The tendency to lay down principles as undeniably true, without consideration of evidence or the opinions of others.

3:

… it is applied to some strong belief that the ones adhering to it are not willing to rationally discuss.


Hardly a day goes by I don’t see a dogmatic statement about the web. I was collecting them for a while, but I won’t share them as there is no sense in shaming anyone. I’m as guilty as anyone.

The dogmatic part comes from the way an opinion is phrased. I feel like people do it sometimes just for emphasis. To sound bold and proud, via brevity.

Never use more than 2 fonts on a page, they say.

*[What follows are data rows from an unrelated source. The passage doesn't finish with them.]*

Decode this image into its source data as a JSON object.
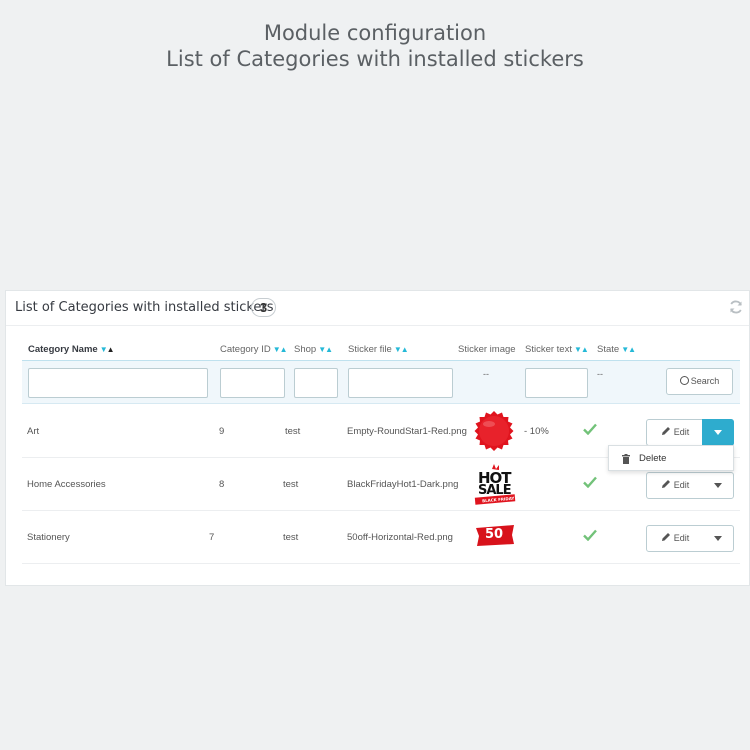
{
  "heading": {
    "line1": "Module configuration",
    "line2": "List of Categories with installed stickers"
  },
  "panel": {
    "title": "List of Categories with installed stickers",
    "count": "3",
    "refresh_icon": "refresh-icon"
  },
  "columns": {
    "category_name": "Category Name",
    "category_id": "Category ID",
    "shop": "Shop",
    "sticker_file": "Sticker file",
    "sticker_image": "Sticker image",
    "sticker_text": "Sticker text",
    "state": "State"
  },
  "filters": {
    "sticker_image_placeholder": "--",
    "state_placeholder": "--",
    "search_label": "Search"
  },
  "rows": [
    {
      "name": "Art",
      "id": "9",
      "shop": "test",
      "file": "Empty-RoundStar1-Red.png",
      "image": "red-round-star",
      "text": "- 10%",
      "state": "enabled"
    },
    {
      "name": "Home Accessories",
      "id": "8",
      "shop": "test",
      "file": "BlackFridayHot1-Dark.png",
      "image": "hot-sale-black-friday",
      "text": "",
      "state": "enabled"
    },
    {
      "name": "Stationery",
      "id": "7",
      "shop": "test",
      "file": "50off-Horizontal-Red.png",
      "image": "50-off-red-ribbon",
      "text": "",
      "state": "enabled"
    }
  ],
  "actions": {
    "edit_label": "Edit",
    "delete_label": "Delete"
  },
  "sticker_labels": {
    "hot": "HOT",
    "sale": "SALE",
    "black_friday": "BLACK FRIDAY",
    "fifty": "50"
  },
  "colors": {
    "accent": "#2eacce",
    "check": "#72c279",
    "sticker_red": "#e0141e"
  }
}
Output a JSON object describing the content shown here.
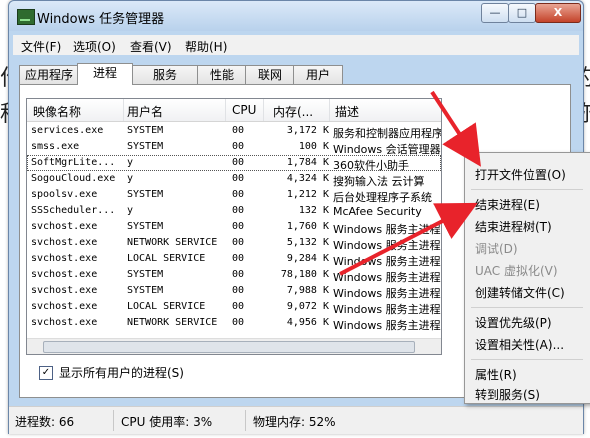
{
  "window": {
    "title": "Windows 任务管理器",
    "controls": {
      "minimize": "—",
      "maximize": "□",
      "close": "X"
    }
  },
  "menu": [
    "文件(F)",
    "选项(O)",
    "查看(V)",
    "帮助(H)"
  ],
  "tabs": [
    "应用程序",
    "进程",
    "服务",
    "性能",
    "联网",
    "用户"
  ],
  "active_tab": "进程",
  "columns": [
    "映像名称",
    "用户名",
    "CPU",
    "内存(...",
    "描述"
  ],
  "processes": [
    {
      "name": "services.exe",
      "user": "SYSTEM",
      "cpu": "00",
      "mem": "3,172 K",
      "desc": "服务和控制器应用程序"
    },
    {
      "name": "smss.exe",
      "user": "SYSTEM",
      "cpu": "00",
      "mem": "100 K",
      "desc": "Windows 会话管理器"
    },
    {
      "name": "SoftMgrLite...",
      "user": "y",
      "cpu": "00",
      "mem": "1,784 K",
      "desc": "360软件小助手"
    },
    {
      "name": "SogouCloud.exe",
      "user": "y",
      "cpu": "00",
      "mem": "4,324 K",
      "desc": "搜狗输入法 云计算"
    },
    {
      "name": "spoolsv.exe",
      "user": "SYSTEM",
      "cpu": "00",
      "mem": "1,212 K",
      "desc": "后台处理程序子系统"
    },
    {
      "name": "SSScheduler...",
      "user": "y",
      "cpu": "00",
      "mem": "132 K",
      "desc": "McAfee Security"
    },
    {
      "name": "svchost.exe",
      "user": "SYSTEM",
      "cpu": "00",
      "mem": "1,760 K",
      "desc": "Windows 服务主进程"
    },
    {
      "name": "svchost.exe",
      "user": "NETWORK SERVICE",
      "cpu": "00",
      "mem": "5,132 K",
      "desc": "Windows 服务主进程"
    },
    {
      "name": "svchost.exe",
      "user": "LOCAL SERVICE",
      "cpu": "00",
      "mem": "9,284 K",
      "desc": "Windows 服务主进程"
    },
    {
      "name": "svchost.exe",
      "user": "SYSTEM",
      "cpu": "00",
      "mem": "78,180 K",
      "desc": "Windows 服务主进程"
    },
    {
      "name": "svchost.exe",
      "user": "SYSTEM",
      "cpu": "00",
      "mem": "7,988 K",
      "desc": "Windows 服务主进程"
    },
    {
      "name": "svchost.exe",
      "user": "LOCAL SERVICE",
      "cpu": "00",
      "mem": "9,072 K",
      "desc": "Windows 服务主进程"
    },
    {
      "name": "svchost.exe",
      "user": "NETWORK SERVICE",
      "cpu": "00",
      "mem": "4,956 K",
      "desc": "Windows 服务主进程"
    }
  ],
  "selected_row": "SoftMgrLite...",
  "show_all_users": {
    "label": "显示所有用户的进程(S)",
    "checked": "✓"
  },
  "status": {
    "processes": "进程数: 66",
    "cpu": "CPU 使用率: 3%",
    "memory": "物理内存: 52%"
  },
  "context_menu": [
    {
      "label": "打开文件位置(O)",
      "enabled": true
    },
    {
      "label": "结束进程(E)",
      "enabled": true
    },
    {
      "label": "结束进程树(T)",
      "enabled": true
    },
    {
      "label": "调试(D)",
      "enabled": false
    },
    {
      "label": "UAC 虚拟化(V)",
      "enabled": false
    },
    {
      "label": "创建转储文件(C)",
      "enabled": true
    },
    {
      "label": "设置优先级(P)",
      "enabled": true
    },
    {
      "label": "设置相关性(A)...",
      "enabled": true
    },
    {
      "label": "属性(R)",
      "enabled": true
    },
    {
      "label": "转到服务(S)",
      "enabled": true
    }
  ],
  "colors": {
    "accent": "#bdd6ef",
    "arrow": "#e8232b",
    "selection_outline": "#555555"
  }
}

Stop using jQuery, we’re scolded.

Never style with ID’s, I’ve extolled.

Web fonts aren’t worth it, the tweet reads.

Websites should never have more than one column at any width, it’s declared.

The cascade is evil, or so we’re told.

Those are softies, relatively speaking. The fun ones start with “Say it with me:” or have non-ironic 👏🏽 emojis 👏🏽 between 👏🏽 each 👏🏽 word.

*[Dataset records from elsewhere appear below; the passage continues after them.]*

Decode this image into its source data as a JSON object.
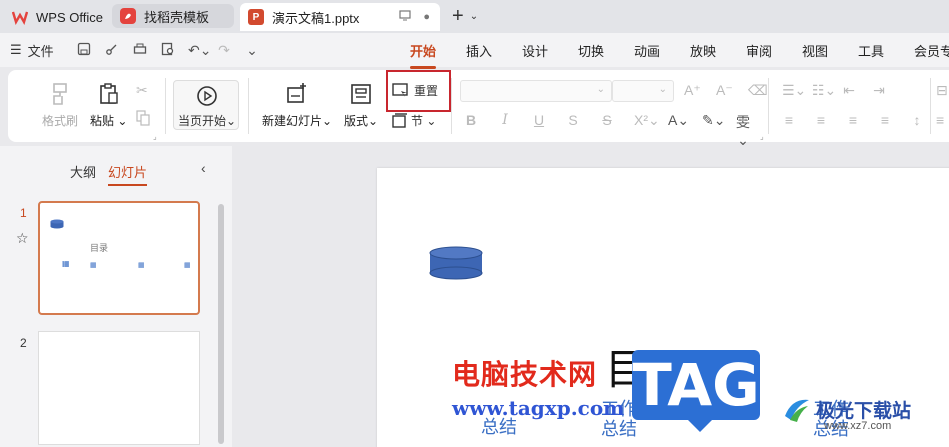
{
  "tabs": [
    {
      "label": "WPS Office"
    },
    {
      "label": "找稻壳模板"
    },
    {
      "label": "演示文稿1.pptx"
    }
  ],
  "menu": {
    "file_label": "文件",
    "tabs": [
      "开始",
      "插入",
      "设计",
      "切换",
      "动画",
      "放映",
      "审阅",
      "视图",
      "工具",
      "会员专"
    ],
    "active_tab": "开始"
  },
  "ribbon": {
    "format_painter": "格式刷",
    "paste": "粘贴",
    "play_from_current": "当页开始",
    "new_slide": "新建幻灯片",
    "layout": "版式",
    "reset": "重置",
    "section": "节"
  },
  "left_pane": {
    "tab_outline": "大纲",
    "tab_slides": "幻灯片",
    "slide_numbers": [
      "1",
      "2"
    ],
    "thumb_title": "目录"
  },
  "slide": {
    "title": "目录",
    "items": [
      "总结",
      "工作\n总结",
      "工作\n总结"
    ]
  },
  "watermark": {
    "cn": "电脑技术网",
    "url": "www.tagxp.com",
    "tag": "TAG",
    "site_cn": "极光下载站",
    "site_url": "www.xz7.com"
  },
  "colors": {
    "accent": "#c8481f",
    "highlight_box": "#c8262e",
    "slide_shape": "#3d66b4"
  }
}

Who cares? You might think. It’s just people spouting off opinions. Everybodys got ’em. That’s what the world is these days. In the end people sort things out for themselves.

I’m not so sure. I see ideas that start as dogmatic claims spread. I’ve heard people regurgitate a dogmatic statement years after I’ve felt like the industry had moved on. When you happen to agree with them, they feel good. They feel powerful. They feel like something you want to get behind and spread yourself. They don’t have that wishy-washy “it depends” feeling that doesn’t provide hard and fast answers.

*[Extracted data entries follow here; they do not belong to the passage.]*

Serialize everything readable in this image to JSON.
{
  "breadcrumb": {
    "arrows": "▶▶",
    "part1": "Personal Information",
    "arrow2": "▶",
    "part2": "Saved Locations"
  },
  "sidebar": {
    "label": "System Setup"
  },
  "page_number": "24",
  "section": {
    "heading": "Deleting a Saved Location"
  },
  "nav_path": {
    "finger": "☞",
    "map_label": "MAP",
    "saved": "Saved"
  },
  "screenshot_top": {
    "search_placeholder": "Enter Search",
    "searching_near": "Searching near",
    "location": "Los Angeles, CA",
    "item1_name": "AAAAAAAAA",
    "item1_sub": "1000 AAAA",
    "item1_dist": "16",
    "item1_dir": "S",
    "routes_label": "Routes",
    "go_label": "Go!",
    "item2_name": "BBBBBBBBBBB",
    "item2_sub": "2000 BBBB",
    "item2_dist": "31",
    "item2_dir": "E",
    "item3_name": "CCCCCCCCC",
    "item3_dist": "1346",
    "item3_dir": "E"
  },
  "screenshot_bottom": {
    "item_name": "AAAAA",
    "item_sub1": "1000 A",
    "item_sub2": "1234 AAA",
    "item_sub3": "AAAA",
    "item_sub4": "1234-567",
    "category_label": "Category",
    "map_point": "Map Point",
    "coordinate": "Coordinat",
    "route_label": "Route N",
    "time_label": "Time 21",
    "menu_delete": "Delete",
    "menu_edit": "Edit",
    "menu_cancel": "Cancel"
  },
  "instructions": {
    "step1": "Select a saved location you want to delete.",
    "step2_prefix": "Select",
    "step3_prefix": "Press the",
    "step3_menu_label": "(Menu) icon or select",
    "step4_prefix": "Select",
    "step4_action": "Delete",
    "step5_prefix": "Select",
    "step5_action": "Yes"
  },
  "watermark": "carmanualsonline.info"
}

After seeing a string of dogma the other day, I created these for some self-catharsis:

I’m sure I’ll never do anything with them for real. But now I can imagine myself peeling off one of them and sticking it on my screen whenever needed. It beats starting a Twitter argument, that’s for sure.

What is to be done? Two steps.

First, make peace with the fact that the world (and the web) is a huge place with incredible diversity, in every sense of that word. Everyone’s situation is different than yours. You can’t know everything. There is endless gray area.

Second, it’s possible to re-work a dogmatic statement into something more productive. For example:

ID’s come with an extremely high specificity value and, in my experience, limit opportunities to override styling and lead to awkward specificity and selector battles. Here’s an example I came across recently…

We’ve spent more hours chasing CSS bugs this year than we’re comfortable with. After tracking them down, they are often rooted in styles bleeding into areas they person who wrote them never meant them to. In this light, we’re experimenting with encapsulating our styles with…

The web at large is suffering from poor performance. Web sites are getting heavier and slower faster than networks can speed up to handle it. Our own site follows the trend. In an effort to tighten our belt and reverse that trend, we’re adhering to a new performance budget. We determined that web fonts weren’t nearly as crucial to the site as other things, so we’re…


It’s certainly wordier to avoid dogma when you’re trying to make a point. But it’s more honest. It’s more clear. It’s showing empathy for people out there doing things different. It makes it easier for others to empathize with you.